Neue Forschung über die Genitalien der Enten ergab aber, dass es bei ihnen zwischen den Geschlechtern eine Art evolutionäres Wettrüsten gibt. Es war bekannt, dass bei Arten mit längerem Penis und auffälligeren Penis-Formen die forcierte Kopulation häufiger vorkommt, sprich: dass Erpel die sonst vorherrschende Damenwahl bei der Paarung unterlaufen und Weibchen zu Sex zwingen. Von Insekten und anderen Tieren wusste man, dass die Weibchen in Reaktion auf Vergewaltigungsstrategien wie diese evolutionär oft Gegenstrategien entwickelt haben, um den Vermehrungserfolg dieser Männchen zu schmälern.
Seit 2007 ist bekannt, dass wohl auch Entenweibchen evolutionär Strukturen entwickelt haben, die forcierte Kopulation erschweren. Die Vaginas mancher Enten-Arten haben Sackgassen und Windungen, die nicht mit, sondern entgegen der männlichen Penis-Windung verlaufen. Diese Besonderheiten werden von den Forschern als Barrieren für das Eindringen des Penis angesehen. Es wird aber angenommen, dass das Weibchen bei Sex mit dem gewünschten Partner diese Hemmnisse durch ihre Körperhaltung und Uterus-Kontraktionen aufhebt.
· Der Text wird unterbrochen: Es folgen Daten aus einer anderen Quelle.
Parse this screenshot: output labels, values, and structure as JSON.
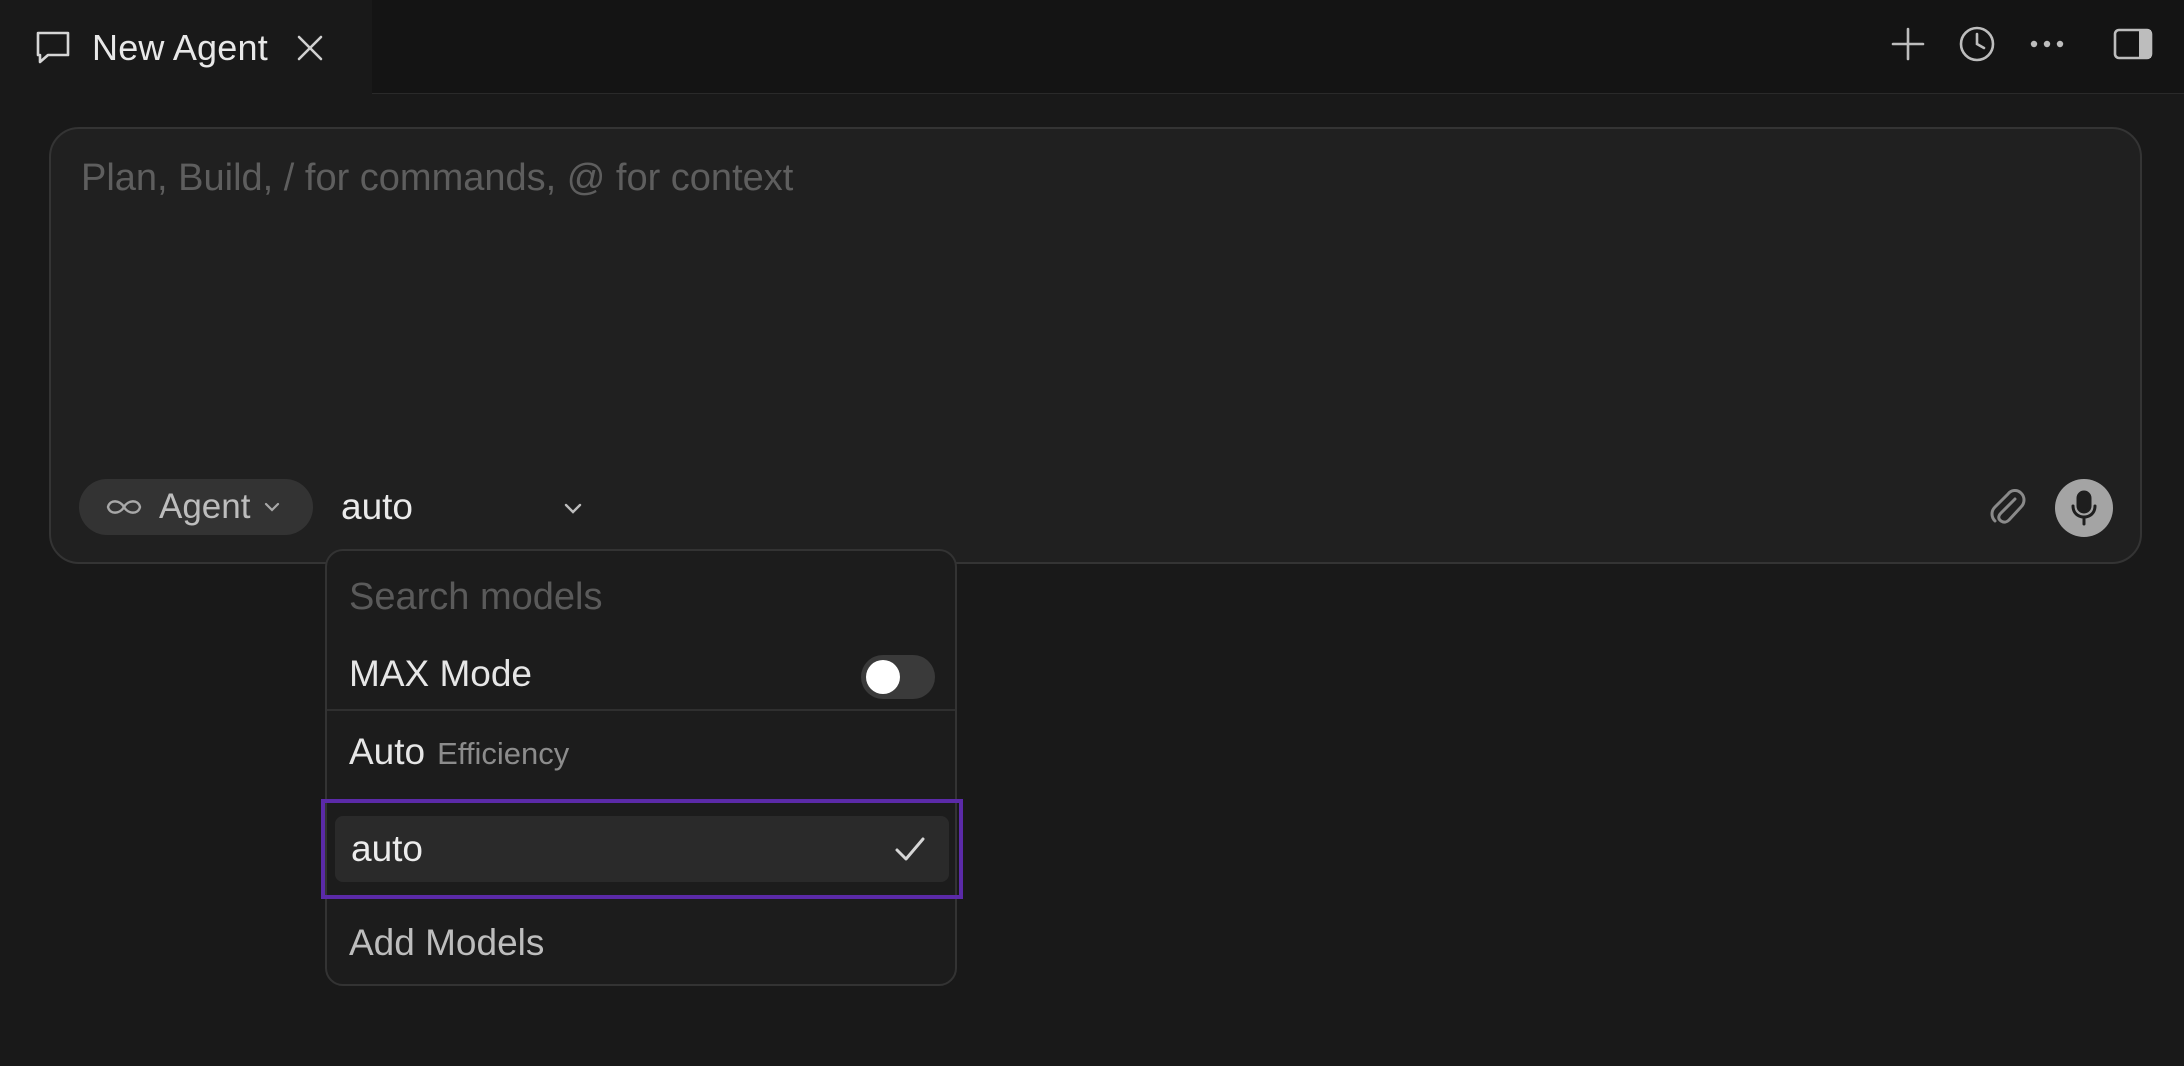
{
  "tab": {
    "title": "New Agent"
  },
  "toolbar": {
    "icons": [
      "plus-icon",
      "history-icon",
      "more-icon",
      "sidebar-toggle-icon"
    ]
  },
  "composer": {
    "placeholder": "Plan, Build, / for commands, @ for context",
    "value": "",
    "mode_label": "Agent",
    "model_label": "auto"
  },
  "dropdown": {
    "search_placeholder": "Search models",
    "max_mode_label": "MAX Mode",
    "max_mode_enabled": false,
    "section_title": "Auto",
    "section_subtitle": "Efficiency",
    "items": [
      {
        "label": "auto",
        "selected": true
      }
    ],
    "add_models_label": "Add Models"
  },
  "colors": {
    "background": "#191919",
    "tabbar": "#141414",
    "composer": "#202020",
    "selection_outline": "#5b2aa8",
    "mic_button": "#a4a4a4"
  }
}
So jedenfalls wäre gewährleisten, dass der Vermehrungserfolg mit dem gewünschten Partner am größten ist. (Brennan et al 2007, Plos One: Coevolution of Male and Female Genital Morphology in Waterfowl & Brennan et al 2010, Proceedings of the Royal Society: Explosive eversion and functional morphology of the duck penis supports sexual conflict in waterfowl genitalia).
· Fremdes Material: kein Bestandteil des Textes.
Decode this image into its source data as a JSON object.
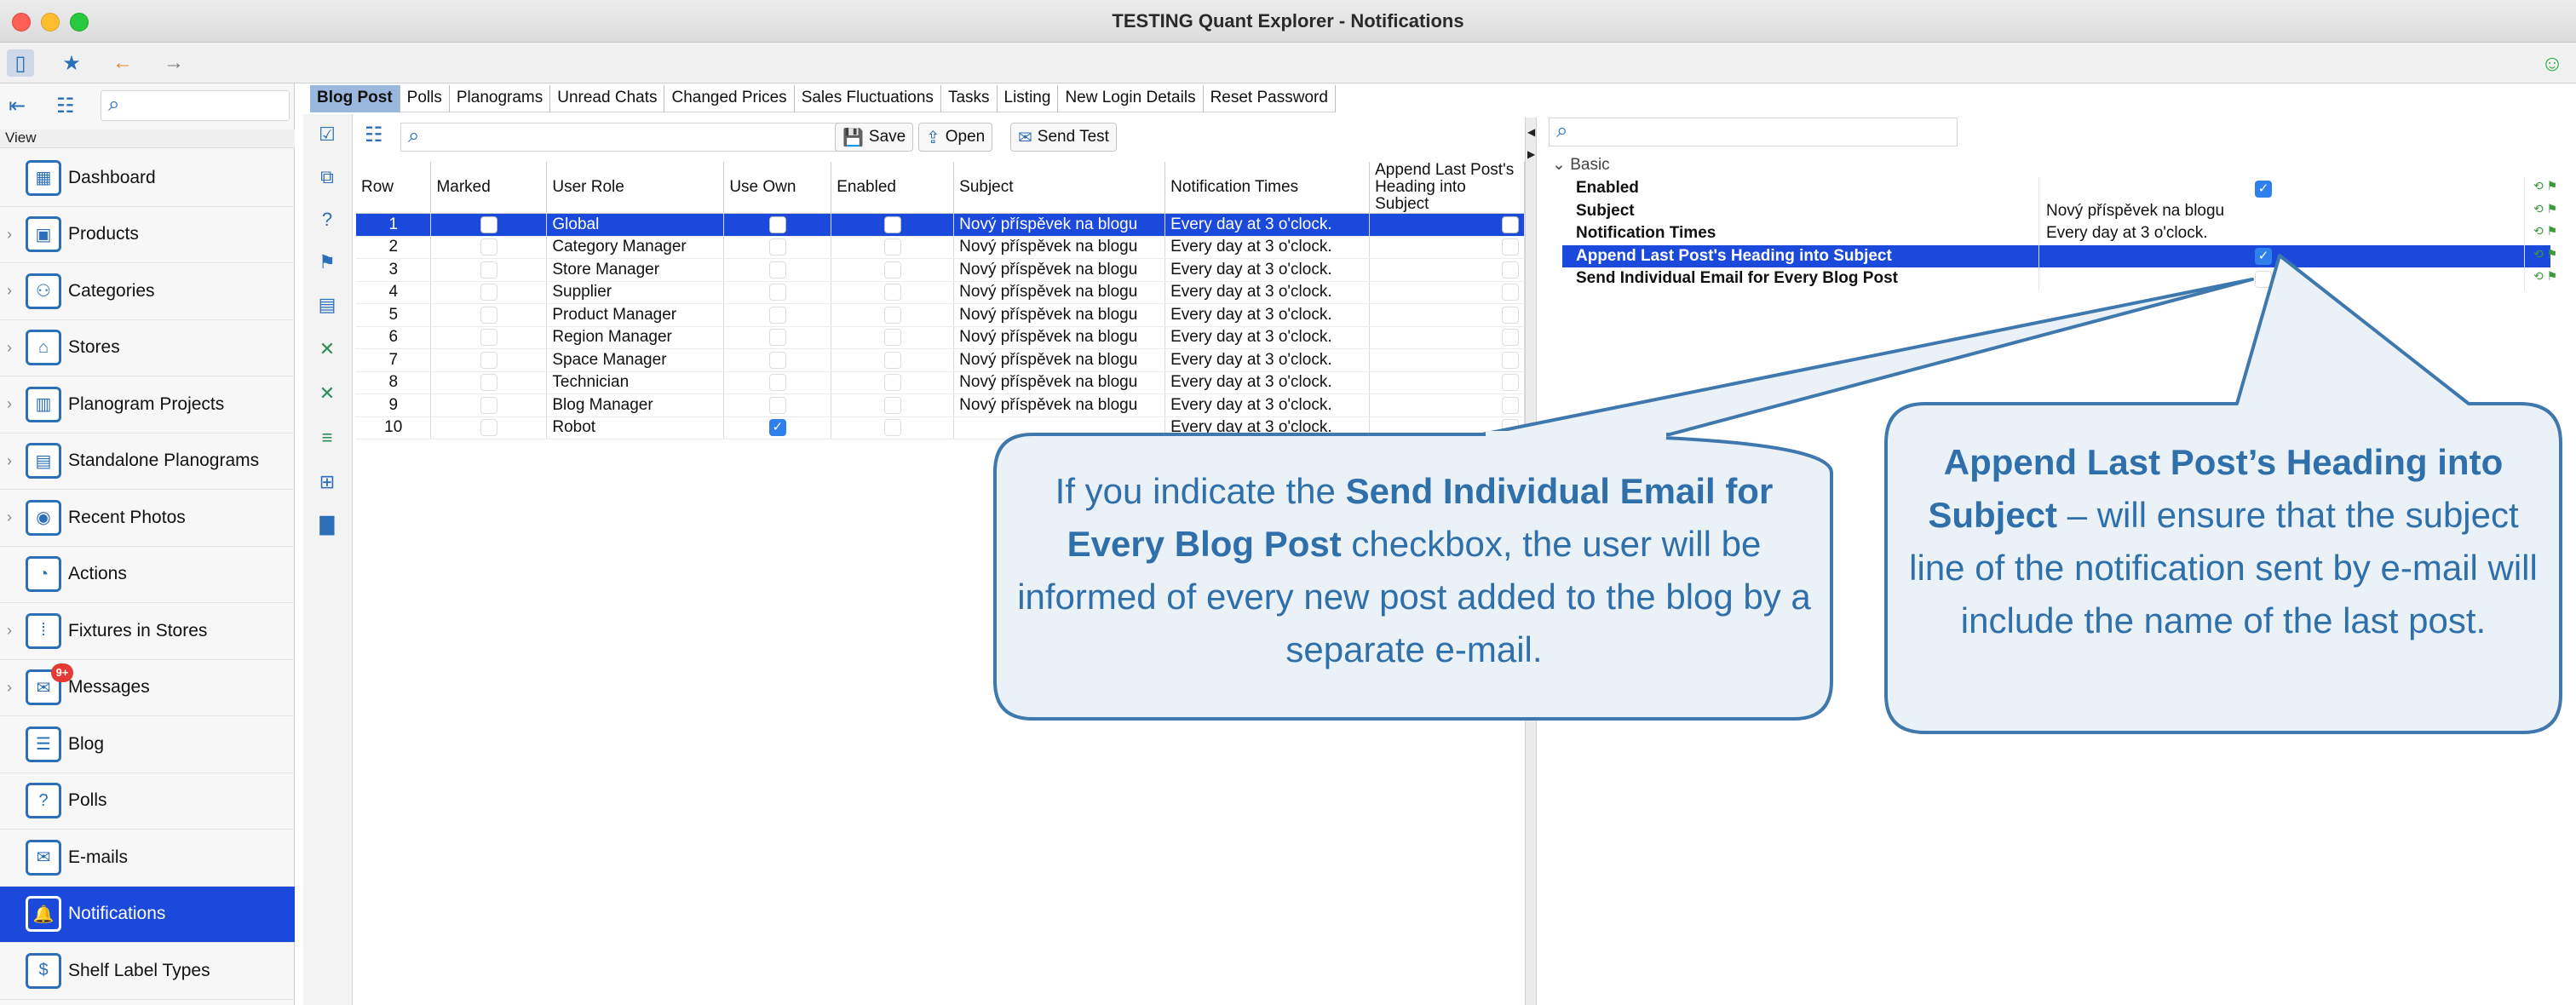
{
  "window": {
    "title": "TESTING Quant Explorer - Notifications"
  },
  "sidebar": {
    "header": "View",
    "items": [
      {
        "label": "Dashboard",
        "icon": "dashboard-icon",
        "glyph": "▦",
        "chevron": false
      },
      {
        "label": "Products",
        "icon": "products-icon",
        "glyph": "▣",
        "chevron": true
      },
      {
        "label": "Categories",
        "icon": "categories-icon",
        "glyph": "⚇",
        "chevron": true
      },
      {
        "label": "Stores",
        "icon": "stores-icon",
        "glyph": "⌂",
        "chevron": true
      },
      {
        "label": "Planogram Projects",
        "icon": "planogram-projects-icon",
        "glyph": "▥",
        "chevron": true
      },
      {
        "label": "Standalone Planograms",
        "icon": "standalone-planograms-icon",
        "glyph": "▤",
        "chevron": true
      },
      {
        "label": "Recent Photos",
        "icon": "camera-icon",
        "glyph": "◉",
        "chevron": true
      },
      {
        "label": "Actions",
        "icon": "actions-icon",
        "glyph": "◔",
        "chevron": false
      },
      {
        "label": "Fixtures in Stores",
        "icon": "fixtures-icon",
        "glyph": "⁞",
        "chevron": true
      },
      {
        "label": "Messages",
        "icon": "messages-icon",
        "glyph": "✉",
        "chevron": true,
        "badge": "9+"
      },
      {
        "label": "Blog",
        "icon": "blog-icon",
        "glyph": "☰",
        "chevron": false
      },
      {
        "label": "Polls",
        "icon": "polls-icon",
        "glyph": "?",
        "chevron": false
      },
      {
        "label": "E-mails",
        "icon": "email-icon",
        "glyph": "✉",
        "chevron": false
      },
      {
        "label": "Notifications",
        "icon": "notifications-icon",
        "glyph": "🔔",
        "chevron": false,
        "active": true
      },
      {
        "label": "Shelf Label Types",
        "icon": "shelf-label-icon",
        "glyph": "$",
        "chevron": false
      }
    ]
  },
  "tabs": [
    "Blog Post",
    "Polls",
    "Planograms",
    "Unread Chats",
    "Changed Prices",
    "Sales Fluctuations",
    "Tasks",
    "Listing",
    "New Login Details",
    "Reset Password"
  ],
  "toolbar_buttons": {
    "save": "Save",
    "open": "Open",
    "send_test": "Send Test"
  },
  "grid": {
    "columns": [
      "Row",
      "Marked",
      "User Role",
      "Use Own",
      "Enabled",
      "Subject",
      "Notification Times",
      "Append Last Post's Heading into Subject"
    ],
    "rows": [
      {
        "row": "1",
        "role": "Global",
        "use_own": false,
        "enabled": false,
        "subject": "Nový příspěvek na blogu",
        "times": "Every day at 3 o'clock.",
        "append": false,
        "selected": true
      },
      {
        "row": "2",
        "role": "Category Manager",
        "use_own": false,
        "enabled": false,
        "subject": "Nový příspěvek na blogu",
        "times": "Every day at 3 o'clock.",
        "append": false
      },
      {
        "row": "3",
        "role": "Store Manager",
        "use_own": false,
        "enabled": false,
        "subject": "Nový příspěvek na blogu",
        "times": "Every day at 3 o'clock.",
        "append": false
      },
      {
        "row": "4",
        "role": "Supplier",
        "use_own": false,
        "enabled": false,
        "subject": "Nový příspěvek na blogu",
        "times": "Every day at 3 o'clock.",
        "append": false
      },
      {
        "row": "5",
        "role": "Product Manager",
        "use_own": false,
        "enabled": false,
        "subject": "Nový příspěvek na blogu",
        "times": "Every day at 3 o'clock.",
        "append": false
      },
      {
        "row": "6",
        "role": "Region Manager",
        "use_own": false,
        "enabled": false,
        "subject": "Nový příspěvek na blogu",
        "times": "Every day at 3 o'clock.",
        "append": false
      },
      {
        "row": "7",
        "role": "Space Manager",
        "use_own": false,
        "enabled": false,
        "subject": "Nový příspěvek na blogu",
        "times": "Every day at 3 o'clock.",
        "append": false
      },
      {
        "row": "8",
        "role": "Technician",
        "use_own": false,
        "enabled": false,
        "subject": "Nový příspěvek na blogu",
        "times": "Every day at 3 o'clock.",
        "append": false
      },
      {
        "row": "9",
        "role": "Blog Manager",
        "use_own": false,
        "enabled": false,
        "subject": "Nový příspěvek na blogu",
        "times": "Every day at 3 o'clock.",
        "append": false
      },
      {
        "row": "10",
        "role": "Robot",
        "use_own": true,
        "enabled": false,
        "subject": "",
        "times": "Every day at 3 o'clock.",
        "append": false
      }
    ]
  },
  "properties": {
    "section": "Basic",
    "rows": [
      {
        "key": "Enabled",
        "value": "",
        "checkbox": true,
        "checked": true
      },
      {
        "key": "Subject",
        "value": "Nový příspěvek na blogu",
        "checkbox": false
      },
      {
        "key": "Notification Times",
        "value": "Every day at 3 o'clock.",
        "checkbox": false
      },
      {
        "key": "Append Last Post's Heading into Subject",
        "value": "",
        "checkbox": true,
        "checked": true,
        "selected": true
      },
      {
        "key": "Send Individual Email for Every Blog Post",
        "value": "",
        "checkbox": true,
        "checked": false
      }
    ]
  },
  "callouts": {
    "left": {
      "p1": "If you indicate the ",
      "b1": "Send Individual Email for Every Blog Post",
      "p2": " checkbox, the user will be informed of every new post added to the blog by a separate e-mail."
    },
    "right": {
      "b1": "Append Last Post’s Heading into Subject",
      "p1": " – will ensure that the subject line of the notification sent by e-mail will include the name of the last post."
    }
  },
  "colors": {
    "selection": "#1a49dc",
    "accent": "#2c6fb7",
    "callout_fill": "#eaf1f7",
    "callout_stroke": "#3f78ad",
    "tab_active": "#9ab8de"
  }
}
In einem der von Kornel erwähnten Green Pornos geht es um genau diese neuen Erkenntnisse – gespielt von Isabella Rossellini als Entenweibchen… (auf englisch).
Wow! Wieder was gelernt! Ich hatte ja an Maulwürfe oder Insekten gedacht, als ich deine Rätselfrage gelesen habe. Den kleinen Film guck ich mir auch gleich mal an. „Green Prono“, das kannte ich vorher auch noch nicht 🙂
GLG & dir einen schönen sonnigen Herbsttag!
Regina
Danke, Regina. Dein Kommentar hat mich beruhigt. Ich finde das ja wirklich wissenstechnisch alles hoch interessant, aber nachdem ich heute schon Pingbacks von echten Porno-Seiten wegklicken musste, dachte ich schon, ob mein aufklärerischer Ausflug in die Welt der Genitalien ein bisschen zu viel war… 😉
Was für ein faszinierender und aufschlussreicher Artikel über die erstaunlichen Aspekte der Enten-Anatomie! Deine Darstellung der Besonderheiten des Enten-Penis und der evolutionären Entwicklungen ist äußerst informativ und gleichzeitig unterhaltsam. Es ist erstaunlich, wie die Natur sich in vielfältigen und einzigartigen Weisen entfaltet, selbst in Bezug auf die Fortpflanzungsorgane von Vögeln.